You head to the doctor's office with a gouged finger. You hand the nurse your medical insurance card and she takes down your plan information. You get stitched up and your insurer is billed for the expenses. But the next morning, when you get to your workplace – where the accident happened – you are given workers compensation paperwork to fill out. Your workers comp policy is actually responsible for the expenses, not your medical insurance policy. It has a vested interest in getting that money back in some way.

How Does Subrogation Work?

This is where subrogation comes in. It is the method that an insurance company uses to claim payment after it has paid for something that should have been paid by some other entity. Some companies have in-house property damage lawyers and personal injury attorneys, or a department dedicated to subrogation; others contract with a law firm.

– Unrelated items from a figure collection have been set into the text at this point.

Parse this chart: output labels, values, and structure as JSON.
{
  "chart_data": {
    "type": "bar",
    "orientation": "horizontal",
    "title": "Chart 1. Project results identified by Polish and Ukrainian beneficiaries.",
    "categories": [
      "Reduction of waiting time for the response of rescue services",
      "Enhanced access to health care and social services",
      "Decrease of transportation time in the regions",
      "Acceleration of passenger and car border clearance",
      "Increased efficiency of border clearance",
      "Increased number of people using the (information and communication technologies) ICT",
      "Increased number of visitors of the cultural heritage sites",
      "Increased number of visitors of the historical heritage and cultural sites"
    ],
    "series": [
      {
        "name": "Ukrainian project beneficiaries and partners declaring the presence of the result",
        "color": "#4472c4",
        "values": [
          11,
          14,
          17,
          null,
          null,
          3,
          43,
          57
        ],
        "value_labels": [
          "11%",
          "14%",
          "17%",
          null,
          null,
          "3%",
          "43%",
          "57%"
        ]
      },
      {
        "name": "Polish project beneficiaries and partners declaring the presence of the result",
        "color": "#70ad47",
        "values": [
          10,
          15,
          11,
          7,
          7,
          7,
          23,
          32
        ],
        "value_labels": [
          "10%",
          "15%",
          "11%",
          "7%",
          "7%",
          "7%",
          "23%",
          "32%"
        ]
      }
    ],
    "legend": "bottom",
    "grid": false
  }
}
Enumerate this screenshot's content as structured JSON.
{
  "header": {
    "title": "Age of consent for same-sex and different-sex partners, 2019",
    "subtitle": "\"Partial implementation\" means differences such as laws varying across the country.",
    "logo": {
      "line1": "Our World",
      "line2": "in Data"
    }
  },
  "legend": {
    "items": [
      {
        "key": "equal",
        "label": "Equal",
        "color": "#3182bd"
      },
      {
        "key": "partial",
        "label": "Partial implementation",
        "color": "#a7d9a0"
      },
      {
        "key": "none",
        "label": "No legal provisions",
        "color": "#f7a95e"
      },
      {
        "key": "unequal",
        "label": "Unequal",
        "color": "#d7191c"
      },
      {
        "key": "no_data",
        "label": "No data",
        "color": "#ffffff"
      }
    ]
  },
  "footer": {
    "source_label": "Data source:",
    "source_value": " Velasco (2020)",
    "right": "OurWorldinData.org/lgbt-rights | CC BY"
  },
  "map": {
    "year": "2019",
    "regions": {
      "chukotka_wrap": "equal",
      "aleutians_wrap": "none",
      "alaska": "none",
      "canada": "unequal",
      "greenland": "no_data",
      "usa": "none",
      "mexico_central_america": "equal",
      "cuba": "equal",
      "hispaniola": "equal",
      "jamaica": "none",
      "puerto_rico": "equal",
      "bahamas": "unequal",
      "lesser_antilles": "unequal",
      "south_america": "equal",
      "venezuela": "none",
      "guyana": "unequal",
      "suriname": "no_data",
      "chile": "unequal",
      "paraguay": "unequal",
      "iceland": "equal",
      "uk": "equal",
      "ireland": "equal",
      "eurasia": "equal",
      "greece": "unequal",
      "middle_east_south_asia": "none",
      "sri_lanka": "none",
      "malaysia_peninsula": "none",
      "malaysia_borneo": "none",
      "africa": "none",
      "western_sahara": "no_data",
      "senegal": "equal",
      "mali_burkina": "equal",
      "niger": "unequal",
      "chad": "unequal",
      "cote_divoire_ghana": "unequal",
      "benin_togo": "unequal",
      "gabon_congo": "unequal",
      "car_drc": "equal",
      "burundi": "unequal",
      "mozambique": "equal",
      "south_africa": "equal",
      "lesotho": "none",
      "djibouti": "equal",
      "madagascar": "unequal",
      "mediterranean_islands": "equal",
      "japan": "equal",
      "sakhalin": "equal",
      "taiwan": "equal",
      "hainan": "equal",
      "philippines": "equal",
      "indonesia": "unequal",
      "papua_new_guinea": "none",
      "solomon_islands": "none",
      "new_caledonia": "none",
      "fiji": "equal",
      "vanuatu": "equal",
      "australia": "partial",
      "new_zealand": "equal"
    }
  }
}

Normally, only you can sue for damages done to your self or property. But under subrogation law, your insurer is extended some of your rights for making good on the damages. It can go after the money that was originally due to you, because it has covered the amount already.

Why Should I Care?

For one thing, if your insurance policy stipulated a deductible, your insurer wasn't the only one who had to pay. In a $10,000 accident with a $1,000 deductible, you lost some money too – to the tune of $1,000. If your insurance company is lax about bringing subrogation cases to court, it might choose to recover its expenses by boosting your premiums. On the other hand, if it has a capable legal team and pursues them aggressively, it is acting both in its own interests and in yours. If all ten grand is recovered, you will get your full $1,000 deductible back. If it recovers half (for instance, in a case where you are found 50 percent accountable), you'll typically get $500 back, based on the laws in most states.

Moreover, if the total price of an accident is over your maximum coverage amount, you could be in for a stiff bill. If your insurance company or its property damage lawyers, such as criminal defense law Pleasant Grove UT, successfully press a subrogation case, it will recover your losses as well as its own.

All insurance companies are not created equal. When shopping around, it's worth contrasting the records of competing agencies to find out if they pursue legitimate subrogation claims; if they resolve those claims with some expediency; if they keep their customers posted as the case goes on; and if they then process successfully won reimbursements immediately so that you can get your money back and move on with your life. If, on the other hand, an insurance agency has a record of paying out claims that aren't its responsibility and then safeguarding its profit margin by raising your premiums, you should keep looking.